Calabozo cuatro (17-19 de abril, 2010) aspira a rearmar desde los acontecimientos, pero también desde una dosis de transfiguración, los dos últimos días del boxeador, intoxicado, confundido y recluido en una celda. Una recapitulación lisérgica de los hechos, previa a su suicidio.

No es novedad que siempre hubo personajes trágicos en el boxeo. La historia nos puede recordar nombres como Arturo Gatti, Carlos Monzón u Oscar “Ringo” Bonavena. Sin duda siempre existirán decenas de versiones sobre sus vidas y muertes. Valero se integra a la lista.

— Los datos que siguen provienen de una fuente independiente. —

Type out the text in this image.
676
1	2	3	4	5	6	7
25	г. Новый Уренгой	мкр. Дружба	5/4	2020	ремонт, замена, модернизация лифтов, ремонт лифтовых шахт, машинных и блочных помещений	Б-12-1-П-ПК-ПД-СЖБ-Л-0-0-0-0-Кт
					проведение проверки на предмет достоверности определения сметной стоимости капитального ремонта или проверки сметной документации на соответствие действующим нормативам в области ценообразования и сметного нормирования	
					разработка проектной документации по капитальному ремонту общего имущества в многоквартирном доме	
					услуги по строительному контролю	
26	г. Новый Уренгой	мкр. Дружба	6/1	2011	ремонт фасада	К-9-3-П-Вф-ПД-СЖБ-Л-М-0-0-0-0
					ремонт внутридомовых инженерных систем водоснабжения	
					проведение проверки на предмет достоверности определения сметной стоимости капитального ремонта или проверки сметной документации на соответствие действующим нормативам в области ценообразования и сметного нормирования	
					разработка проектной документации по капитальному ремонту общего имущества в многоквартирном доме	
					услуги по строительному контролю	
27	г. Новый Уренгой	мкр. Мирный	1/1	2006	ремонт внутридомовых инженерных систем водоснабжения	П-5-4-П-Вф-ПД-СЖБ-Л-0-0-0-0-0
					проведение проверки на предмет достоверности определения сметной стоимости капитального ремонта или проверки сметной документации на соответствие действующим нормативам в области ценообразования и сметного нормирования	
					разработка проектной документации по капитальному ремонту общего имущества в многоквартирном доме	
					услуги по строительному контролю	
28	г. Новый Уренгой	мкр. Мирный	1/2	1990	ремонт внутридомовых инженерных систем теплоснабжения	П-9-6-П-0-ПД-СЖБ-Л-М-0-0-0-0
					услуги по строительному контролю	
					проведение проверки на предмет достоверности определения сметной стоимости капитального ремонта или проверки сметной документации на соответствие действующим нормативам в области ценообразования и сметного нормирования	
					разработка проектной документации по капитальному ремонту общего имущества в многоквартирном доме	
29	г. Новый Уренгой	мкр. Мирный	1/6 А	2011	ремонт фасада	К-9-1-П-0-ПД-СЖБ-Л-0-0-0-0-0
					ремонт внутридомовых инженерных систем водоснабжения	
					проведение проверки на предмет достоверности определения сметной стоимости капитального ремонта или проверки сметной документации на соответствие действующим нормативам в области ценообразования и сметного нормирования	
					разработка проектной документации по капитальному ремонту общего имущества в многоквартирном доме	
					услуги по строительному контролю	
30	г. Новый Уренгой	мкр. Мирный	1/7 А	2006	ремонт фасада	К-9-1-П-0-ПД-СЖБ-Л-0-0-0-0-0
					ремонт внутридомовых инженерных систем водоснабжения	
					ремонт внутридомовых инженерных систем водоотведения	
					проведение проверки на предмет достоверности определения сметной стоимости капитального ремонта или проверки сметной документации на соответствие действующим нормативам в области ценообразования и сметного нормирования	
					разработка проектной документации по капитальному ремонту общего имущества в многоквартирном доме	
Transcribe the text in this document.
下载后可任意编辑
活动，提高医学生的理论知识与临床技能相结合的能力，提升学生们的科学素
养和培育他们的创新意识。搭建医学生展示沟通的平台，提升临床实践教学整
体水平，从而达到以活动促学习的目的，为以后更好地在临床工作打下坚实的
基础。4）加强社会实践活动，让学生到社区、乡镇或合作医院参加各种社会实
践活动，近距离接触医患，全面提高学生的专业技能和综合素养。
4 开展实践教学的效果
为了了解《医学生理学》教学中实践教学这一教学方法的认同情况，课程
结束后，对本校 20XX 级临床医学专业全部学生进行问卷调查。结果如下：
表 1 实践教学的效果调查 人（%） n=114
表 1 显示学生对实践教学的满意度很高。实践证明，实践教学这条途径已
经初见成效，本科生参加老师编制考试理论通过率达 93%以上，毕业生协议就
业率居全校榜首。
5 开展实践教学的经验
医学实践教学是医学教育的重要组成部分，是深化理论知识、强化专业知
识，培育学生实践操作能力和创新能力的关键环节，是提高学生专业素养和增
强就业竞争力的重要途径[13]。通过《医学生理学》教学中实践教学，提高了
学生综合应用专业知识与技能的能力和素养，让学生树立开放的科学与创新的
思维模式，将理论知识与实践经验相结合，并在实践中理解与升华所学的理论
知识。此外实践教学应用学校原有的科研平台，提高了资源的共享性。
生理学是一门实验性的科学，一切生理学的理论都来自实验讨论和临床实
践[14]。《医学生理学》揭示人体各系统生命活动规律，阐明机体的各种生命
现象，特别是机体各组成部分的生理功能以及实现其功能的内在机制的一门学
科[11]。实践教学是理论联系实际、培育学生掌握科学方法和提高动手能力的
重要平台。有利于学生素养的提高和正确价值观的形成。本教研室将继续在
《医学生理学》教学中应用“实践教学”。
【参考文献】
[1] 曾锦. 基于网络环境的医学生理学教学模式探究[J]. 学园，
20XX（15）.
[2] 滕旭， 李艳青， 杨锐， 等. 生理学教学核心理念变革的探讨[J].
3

No es papel de Calabozo cuatro juzgar al personaje y mucho menos aplaudir sus acciones. Finalmente, si algo tengo claro es que este tipo de escritura debe limitarse a nombrar, a describir o, en otra posible opción, a perturbar la realidad, tanto como ella sabe hacerlo.

 

Gerardo Villanueva (Guadalajara, México, 1978). Premio Hispanoamericano de Poesía para Niños, 2012. Es autor de los libros Calabozo cuatro (Periferia Escribidores Forasteros, 2019), Feu G Rare (Ínsula, UANL, 2016) y patrivium (Mantis editores, 2016); y editor de Luzzeta Editores.